The Life: An Inspiration to Women… and Everyone Else
I know Mom is happy to share her trials and joys with others, just as she was always encouraging the other dialysis patients or those undergoing medical treatment. Heck, Mom was always cheering up the doctors, nurses, techs, and even custodians who happened to pass by during sessions. As the ‘every mother’ who inspires us with her own life while encouraging us and loving us for who we are… and who we might be.
The rest of the story—Part II: The Life—came as an afterthought, as I was putting together mementos from Mom’s collection to share in a special ‘remembrance reception’ a month after she died. It occurred to me during the process of discovery and presentation that we need to think of a person as his or her whole existence. It had become routine for me to regard Mom as this weakened individual needing special care. To the point even memories of her robustness 5-10 years previous were fading.

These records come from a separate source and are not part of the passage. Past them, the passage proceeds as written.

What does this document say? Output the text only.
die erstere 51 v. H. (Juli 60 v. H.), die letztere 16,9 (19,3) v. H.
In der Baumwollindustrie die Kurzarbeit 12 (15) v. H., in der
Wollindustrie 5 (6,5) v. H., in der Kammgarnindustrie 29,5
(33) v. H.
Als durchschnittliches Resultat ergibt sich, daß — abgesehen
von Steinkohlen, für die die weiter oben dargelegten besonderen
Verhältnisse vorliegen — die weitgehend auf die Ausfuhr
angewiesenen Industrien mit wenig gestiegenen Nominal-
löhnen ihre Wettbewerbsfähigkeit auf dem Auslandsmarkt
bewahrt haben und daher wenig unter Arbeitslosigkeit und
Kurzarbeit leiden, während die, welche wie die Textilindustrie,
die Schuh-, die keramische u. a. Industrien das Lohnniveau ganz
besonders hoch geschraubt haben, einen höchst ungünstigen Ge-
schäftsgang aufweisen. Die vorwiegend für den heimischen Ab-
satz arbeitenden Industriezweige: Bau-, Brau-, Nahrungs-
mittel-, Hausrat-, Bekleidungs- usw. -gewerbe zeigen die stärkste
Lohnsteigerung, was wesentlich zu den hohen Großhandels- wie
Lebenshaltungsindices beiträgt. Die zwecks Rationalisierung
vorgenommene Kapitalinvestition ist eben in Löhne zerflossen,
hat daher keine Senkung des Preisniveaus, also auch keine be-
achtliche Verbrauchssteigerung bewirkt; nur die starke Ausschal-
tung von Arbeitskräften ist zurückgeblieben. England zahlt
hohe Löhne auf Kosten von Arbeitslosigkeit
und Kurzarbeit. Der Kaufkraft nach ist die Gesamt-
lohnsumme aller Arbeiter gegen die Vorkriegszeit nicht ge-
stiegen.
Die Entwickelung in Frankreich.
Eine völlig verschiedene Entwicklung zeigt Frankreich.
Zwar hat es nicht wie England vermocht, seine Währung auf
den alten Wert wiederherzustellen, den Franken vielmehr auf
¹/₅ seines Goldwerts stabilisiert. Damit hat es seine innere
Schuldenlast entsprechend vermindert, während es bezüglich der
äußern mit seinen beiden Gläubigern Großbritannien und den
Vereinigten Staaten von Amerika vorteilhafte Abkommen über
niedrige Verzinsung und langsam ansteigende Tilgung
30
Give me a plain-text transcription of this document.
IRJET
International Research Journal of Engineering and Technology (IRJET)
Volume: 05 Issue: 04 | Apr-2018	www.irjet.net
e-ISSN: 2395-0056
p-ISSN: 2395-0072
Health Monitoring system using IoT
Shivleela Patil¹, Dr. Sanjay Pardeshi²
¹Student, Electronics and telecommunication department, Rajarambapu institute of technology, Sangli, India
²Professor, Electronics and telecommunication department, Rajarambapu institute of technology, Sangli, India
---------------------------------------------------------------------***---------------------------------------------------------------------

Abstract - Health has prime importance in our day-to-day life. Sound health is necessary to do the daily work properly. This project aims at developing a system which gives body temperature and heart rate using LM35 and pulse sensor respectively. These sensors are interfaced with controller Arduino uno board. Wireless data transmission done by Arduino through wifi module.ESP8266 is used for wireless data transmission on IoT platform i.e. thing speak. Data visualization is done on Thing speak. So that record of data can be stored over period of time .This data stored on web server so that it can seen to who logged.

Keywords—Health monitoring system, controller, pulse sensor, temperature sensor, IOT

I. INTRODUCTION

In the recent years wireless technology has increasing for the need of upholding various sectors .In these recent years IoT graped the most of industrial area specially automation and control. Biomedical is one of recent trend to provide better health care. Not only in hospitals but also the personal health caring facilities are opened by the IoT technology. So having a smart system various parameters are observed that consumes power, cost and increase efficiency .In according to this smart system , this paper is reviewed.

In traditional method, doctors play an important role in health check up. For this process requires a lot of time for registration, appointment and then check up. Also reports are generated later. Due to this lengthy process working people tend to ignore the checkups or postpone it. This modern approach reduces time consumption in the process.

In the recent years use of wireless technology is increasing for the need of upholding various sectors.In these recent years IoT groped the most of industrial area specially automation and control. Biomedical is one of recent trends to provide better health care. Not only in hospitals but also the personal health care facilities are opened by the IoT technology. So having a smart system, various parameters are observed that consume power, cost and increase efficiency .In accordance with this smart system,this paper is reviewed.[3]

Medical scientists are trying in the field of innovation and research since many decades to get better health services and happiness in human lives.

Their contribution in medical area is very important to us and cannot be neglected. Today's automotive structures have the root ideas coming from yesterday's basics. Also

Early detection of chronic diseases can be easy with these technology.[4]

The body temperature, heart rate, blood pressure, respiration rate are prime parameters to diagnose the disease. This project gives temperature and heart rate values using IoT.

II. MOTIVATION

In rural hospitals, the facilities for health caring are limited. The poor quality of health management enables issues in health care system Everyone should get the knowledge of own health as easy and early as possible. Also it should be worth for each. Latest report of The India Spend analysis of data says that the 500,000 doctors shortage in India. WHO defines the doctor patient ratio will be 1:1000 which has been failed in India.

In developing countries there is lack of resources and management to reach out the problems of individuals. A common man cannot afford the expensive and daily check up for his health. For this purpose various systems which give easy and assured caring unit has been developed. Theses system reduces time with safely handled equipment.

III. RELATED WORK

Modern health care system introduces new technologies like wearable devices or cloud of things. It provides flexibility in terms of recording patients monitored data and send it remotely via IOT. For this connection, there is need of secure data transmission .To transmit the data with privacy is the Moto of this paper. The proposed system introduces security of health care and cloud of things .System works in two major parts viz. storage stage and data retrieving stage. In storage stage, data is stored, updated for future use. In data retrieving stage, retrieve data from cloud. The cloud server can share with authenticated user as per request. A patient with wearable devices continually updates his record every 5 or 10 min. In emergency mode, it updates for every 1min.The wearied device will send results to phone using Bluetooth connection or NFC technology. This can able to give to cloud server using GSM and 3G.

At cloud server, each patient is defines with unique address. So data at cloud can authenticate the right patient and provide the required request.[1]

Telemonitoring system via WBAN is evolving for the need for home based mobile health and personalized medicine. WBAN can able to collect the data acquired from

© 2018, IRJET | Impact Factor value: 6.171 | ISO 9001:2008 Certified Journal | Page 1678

Mother’s Stone is of universal relevance. From the epilog:
“I feel the world today desperately needs the message my mother’s life conveys. The waves in the sea of time caused by Mom’s ‘rolling stone’ blend simple benevolence into the most sublime struggles of humanity. Her myriad quiet accomplishments, her love of Nature and Nature’s forms, her towering courage and grace under the Byzantine bloodletting of modern medicine….
“Tom Brokaw wrote The Greatest Generation, but curiously left Mom out of it (maybe yours, too). She’s the paragon of that era. Why? Because for one thing she never parked her mind in the slot that masquerades blind obedience to authority as patriotism.
“Most of all, she shows us how to connect with others and with the warm spiritual center of life. I doubt anyone can read her story—part I or II—without feeling her joie de vivre springing directly into the reader’s soul from the pages. With Phyllis we’re all one big happy family on a voyage of adventure aboard the universe’s Love Boat—even recovering prodigals… she’s exactly how Jesus would ride.
“At Mom’s remembrance reception I played a benediction, simply the scene from the John Wayne movie Rio Bravo—Mom adored the Duke—where Dean Martin and Ricky Nelson croon “My Rifle, My Pony, and Me.” The song wholly captures her spirit. Some night when you feel quiet in yourself, grab the DVD, find the track, and press play. Her eternal ‘everymom’ presence will saunter by and brace you with a smile.”